Tuesday, March 25, 2008

Getting to Page 1 on Google

"Content is King" they say. So, in the spirit of content, I decided to add our entire help-page system (Which is already made up of *.htm pages) to our website.

We would increase our relevant content quite significantly, and allow customer to browser our help pages online. A win-win proposition.

In reality though, this proved to be more work than what I initially estimated. Our help pages are built using the HTML Help Workshop, and my first task was to clean each individual page of all header and body tags. Each page would simply have to start with a h1 tag.

  • This format still works in the HELP file, which is great !
  • This allows us to embed the help files directly into ASPX pages with a simple wrapper and include statement:
Now, any change to a help file can be updated on our web page by just adding the file directly to our web directory.

Now, the problem was that IIS was configured to open *.htm as web pages. So, a quick reconfigure later, and the include works (and we have no other htm pages anyway).

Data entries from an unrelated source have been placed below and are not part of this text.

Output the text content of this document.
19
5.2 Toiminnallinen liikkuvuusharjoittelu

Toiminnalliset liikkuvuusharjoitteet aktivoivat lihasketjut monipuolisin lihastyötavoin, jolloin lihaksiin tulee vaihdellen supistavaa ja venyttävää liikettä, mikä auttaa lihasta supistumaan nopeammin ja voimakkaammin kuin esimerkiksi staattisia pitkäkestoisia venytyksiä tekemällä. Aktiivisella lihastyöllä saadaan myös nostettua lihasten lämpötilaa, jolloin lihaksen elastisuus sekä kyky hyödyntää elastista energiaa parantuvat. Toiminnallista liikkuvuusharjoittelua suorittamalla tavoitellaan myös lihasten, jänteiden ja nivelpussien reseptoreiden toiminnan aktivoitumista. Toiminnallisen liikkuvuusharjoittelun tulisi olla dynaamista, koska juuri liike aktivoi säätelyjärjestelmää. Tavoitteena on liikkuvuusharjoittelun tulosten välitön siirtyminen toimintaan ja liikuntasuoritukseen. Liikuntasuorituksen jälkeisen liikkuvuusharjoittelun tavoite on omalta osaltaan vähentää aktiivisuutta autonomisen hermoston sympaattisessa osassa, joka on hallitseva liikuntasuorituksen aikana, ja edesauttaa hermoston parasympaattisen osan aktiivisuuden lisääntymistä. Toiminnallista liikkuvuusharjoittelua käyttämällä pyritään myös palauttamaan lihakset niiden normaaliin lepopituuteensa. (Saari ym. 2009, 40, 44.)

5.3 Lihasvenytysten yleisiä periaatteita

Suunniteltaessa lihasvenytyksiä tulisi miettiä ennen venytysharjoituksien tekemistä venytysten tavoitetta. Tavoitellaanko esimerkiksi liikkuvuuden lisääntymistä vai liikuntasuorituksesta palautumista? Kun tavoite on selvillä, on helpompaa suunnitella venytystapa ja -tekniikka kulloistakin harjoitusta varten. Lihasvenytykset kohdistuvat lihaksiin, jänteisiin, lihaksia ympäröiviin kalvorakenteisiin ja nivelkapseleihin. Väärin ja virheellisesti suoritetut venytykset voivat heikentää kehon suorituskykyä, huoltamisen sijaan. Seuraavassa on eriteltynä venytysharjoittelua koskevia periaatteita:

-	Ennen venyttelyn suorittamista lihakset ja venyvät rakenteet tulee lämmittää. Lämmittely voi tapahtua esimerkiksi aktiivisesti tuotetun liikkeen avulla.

My last problem is that each *.htm file includes links to other *.htm files. But each htm file is embedded in an ASPX page, so the links don't work.

Using a URL rewriter, I simply setup a rule to re-direct any requests for *.htm files to the corresponding *.aspx page. Nice!! I love URL re-writing!!

Google even managed to index the pages, which is great, BUT google fails miserably when reading the title tag. For some reason each title becomes an "unknown page", most likely due to the redirect.

While finding the ultimate destination correctly, google seems to 'use' the 'missing page' it get's from the URL redirect header (Or something to that effect), so now I have to find and resolve that issue.